Sun, Apr 17, 2005 - Page 6 News List

Pro-Syrian named as new Lebanese prime minister

TRANSITION Najib Mikati was made prime minister in an attempt to end the political deadlock ahead of elections to be held as soon as next month

AP , Beirut, Lebanon

Lebanon's president has named moderate pro-Syrian lawmaker Najib Mikati as prime minister, breaking a political deadlock and reviving chances for holding parliamentary elections next month.

The elections are crucial for the opposition, which backed the Harvard-educated millionaire businessman in an effort to end the impasse in forming a government and open the way for the balloting that many believe will end Damascus' hold on parliament.

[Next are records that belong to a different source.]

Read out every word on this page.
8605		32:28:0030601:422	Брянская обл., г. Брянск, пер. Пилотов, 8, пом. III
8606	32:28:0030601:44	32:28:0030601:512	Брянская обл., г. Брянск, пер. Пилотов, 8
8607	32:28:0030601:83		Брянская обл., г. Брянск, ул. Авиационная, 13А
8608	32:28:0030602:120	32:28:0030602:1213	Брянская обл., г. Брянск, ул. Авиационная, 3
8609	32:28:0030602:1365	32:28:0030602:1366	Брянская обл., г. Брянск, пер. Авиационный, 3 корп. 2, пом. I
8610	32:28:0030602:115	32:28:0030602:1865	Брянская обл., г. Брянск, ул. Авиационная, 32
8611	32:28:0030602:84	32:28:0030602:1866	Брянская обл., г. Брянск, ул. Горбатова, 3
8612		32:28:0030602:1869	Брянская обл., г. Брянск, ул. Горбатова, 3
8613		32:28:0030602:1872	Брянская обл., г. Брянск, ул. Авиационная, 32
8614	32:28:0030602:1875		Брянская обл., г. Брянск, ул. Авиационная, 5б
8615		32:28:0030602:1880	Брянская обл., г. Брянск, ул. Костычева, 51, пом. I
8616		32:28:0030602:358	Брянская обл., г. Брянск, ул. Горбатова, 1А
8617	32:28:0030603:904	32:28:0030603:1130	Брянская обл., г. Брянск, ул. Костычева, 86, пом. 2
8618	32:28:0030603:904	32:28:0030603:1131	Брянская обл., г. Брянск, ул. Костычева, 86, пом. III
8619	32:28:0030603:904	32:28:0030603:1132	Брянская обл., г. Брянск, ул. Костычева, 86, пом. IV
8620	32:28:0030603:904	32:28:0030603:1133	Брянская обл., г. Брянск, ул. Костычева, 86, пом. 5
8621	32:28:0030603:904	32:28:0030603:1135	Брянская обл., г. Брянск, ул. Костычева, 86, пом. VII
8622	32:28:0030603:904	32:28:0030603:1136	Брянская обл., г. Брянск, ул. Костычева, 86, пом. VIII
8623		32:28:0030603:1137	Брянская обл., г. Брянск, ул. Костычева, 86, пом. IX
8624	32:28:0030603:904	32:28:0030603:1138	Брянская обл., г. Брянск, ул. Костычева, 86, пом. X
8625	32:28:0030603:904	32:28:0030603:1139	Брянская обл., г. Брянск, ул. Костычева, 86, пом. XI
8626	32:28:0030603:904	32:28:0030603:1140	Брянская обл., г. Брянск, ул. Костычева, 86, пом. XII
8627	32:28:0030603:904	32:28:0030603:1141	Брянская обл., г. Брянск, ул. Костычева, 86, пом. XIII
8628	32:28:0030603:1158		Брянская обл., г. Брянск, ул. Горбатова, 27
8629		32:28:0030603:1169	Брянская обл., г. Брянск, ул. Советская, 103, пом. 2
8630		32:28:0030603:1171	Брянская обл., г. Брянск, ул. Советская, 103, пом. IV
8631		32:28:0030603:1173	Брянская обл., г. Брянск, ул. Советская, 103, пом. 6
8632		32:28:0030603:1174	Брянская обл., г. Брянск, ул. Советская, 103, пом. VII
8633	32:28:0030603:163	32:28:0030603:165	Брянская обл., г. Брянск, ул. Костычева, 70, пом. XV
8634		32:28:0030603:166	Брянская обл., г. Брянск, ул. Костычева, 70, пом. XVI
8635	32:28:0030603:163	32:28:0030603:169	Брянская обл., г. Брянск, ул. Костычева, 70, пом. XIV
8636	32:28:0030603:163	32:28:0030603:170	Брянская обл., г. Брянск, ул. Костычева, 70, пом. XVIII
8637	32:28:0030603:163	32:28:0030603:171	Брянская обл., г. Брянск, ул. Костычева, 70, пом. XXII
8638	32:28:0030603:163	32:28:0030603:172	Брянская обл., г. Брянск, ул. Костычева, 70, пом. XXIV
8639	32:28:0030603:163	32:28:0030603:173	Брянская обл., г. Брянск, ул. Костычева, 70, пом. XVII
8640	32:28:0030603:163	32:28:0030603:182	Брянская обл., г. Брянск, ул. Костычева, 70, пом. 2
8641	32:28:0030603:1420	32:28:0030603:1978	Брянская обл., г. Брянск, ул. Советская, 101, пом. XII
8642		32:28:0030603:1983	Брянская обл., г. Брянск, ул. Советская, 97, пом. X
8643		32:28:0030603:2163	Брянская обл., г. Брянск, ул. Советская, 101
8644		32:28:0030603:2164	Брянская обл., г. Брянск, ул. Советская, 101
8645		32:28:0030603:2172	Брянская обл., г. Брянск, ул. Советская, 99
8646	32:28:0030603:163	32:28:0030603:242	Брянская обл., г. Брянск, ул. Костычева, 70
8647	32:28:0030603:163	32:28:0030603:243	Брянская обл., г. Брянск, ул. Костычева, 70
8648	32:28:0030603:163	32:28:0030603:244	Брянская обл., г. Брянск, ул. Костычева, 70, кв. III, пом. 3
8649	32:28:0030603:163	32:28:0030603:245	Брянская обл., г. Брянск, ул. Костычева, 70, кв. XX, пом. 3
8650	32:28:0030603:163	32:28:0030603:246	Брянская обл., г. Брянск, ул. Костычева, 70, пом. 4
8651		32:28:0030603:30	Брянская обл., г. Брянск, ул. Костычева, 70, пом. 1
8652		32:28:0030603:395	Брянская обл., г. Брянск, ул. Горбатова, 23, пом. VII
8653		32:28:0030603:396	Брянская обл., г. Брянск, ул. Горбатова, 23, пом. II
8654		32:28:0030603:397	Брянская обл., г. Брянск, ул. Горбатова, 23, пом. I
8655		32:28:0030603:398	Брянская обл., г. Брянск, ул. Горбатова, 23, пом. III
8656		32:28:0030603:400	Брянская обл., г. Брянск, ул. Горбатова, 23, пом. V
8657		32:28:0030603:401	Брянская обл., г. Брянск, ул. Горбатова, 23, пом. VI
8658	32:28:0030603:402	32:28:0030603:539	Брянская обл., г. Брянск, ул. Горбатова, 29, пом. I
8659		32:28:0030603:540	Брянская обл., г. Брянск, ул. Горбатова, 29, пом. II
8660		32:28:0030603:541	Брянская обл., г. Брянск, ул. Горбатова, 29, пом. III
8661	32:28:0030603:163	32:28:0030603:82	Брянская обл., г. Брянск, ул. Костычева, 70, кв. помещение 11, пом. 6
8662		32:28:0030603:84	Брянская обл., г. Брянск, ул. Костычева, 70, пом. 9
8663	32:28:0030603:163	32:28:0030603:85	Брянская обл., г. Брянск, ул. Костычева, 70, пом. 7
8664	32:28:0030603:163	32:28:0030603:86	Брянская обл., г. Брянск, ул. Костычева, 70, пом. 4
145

The legislature's term expires at the end of May.

The US has increased pressure on Lebanon to hold the vote without delay. The focus now should be on holding "free elections as soon as possible on schedule," US Ambassador Jeffrey Feltman said after meeting with Foreign Minister Mahmoud Hammoud earlier Friday.

Mikati's appointment came two days after Prime Minister-designate Omar Karami quit following several weeks of failed efforts at forming a government.

Mikati, 49, who was first elected to parliament in 2000, has recently distanced himself from the pro-Syrian camp. He still maintains business ties to Syria as well as a personal relationship with Syrian President Bashar Assad.

Mikati boycotted Karami's ill-fated consultations to form a Cabinet last month in parliament. Instead, he prayed at the nearby grave of former Prime Minister Rafik Hariri, whose Feb. 14 assassination was the catalyst for massive anti-Syrian protests and international pressure that forced Syria to begin withdrawing its army from Lebanon.

Mikati served as Hariri's minister of public works and transport. He is a Sunni Muslim -- as all prime ministers must be under Lebanon's sectarian-based political system, which also allots the presidency to a Maronite Christian and the parliament speaker's post to a Shiite Muslim.

"We will be the symbol of moderation and national unity," Mikati declared from the presidential palace after his appointment.

"I say it from here that the hand is extended and the heart is open so that we all cooperate in the Lebanese interest," he said.

His first act after leaving the palace was to pray at Hariri's grave in downtown Beirut, saying he came to "show loyalty to the great martyr."

Mikati was appointed after President Emile Lahoud polled legislators or their representatives from the 128-member parliament, winning the backing of anti-Syrian opposition members and some of the ardent supporters of Syria.

Rafik Shalala, Lahoud's spokesman, said the president consulted with the speaker of parliament about the results and then summoned Mikati to the presidential palace and asked him to form the next government.

Mikati said he gained the support of 57 lawmakers. Another 38 backed his opponent, staunchly pro-Syrian Defense Minister Abdul-Rahim Murad, officials said. Seven others did not name a candidate.

The government's main task is to steer an electoral bill through parliament and call an election. Opposition figures have said they feel confident the vote will end pro-Syrian dominance of the legislature.

Mikati set three main priorities: parliamentary elections; following up on an international investigation into Hariri's assassination; and reviving the flagging economy.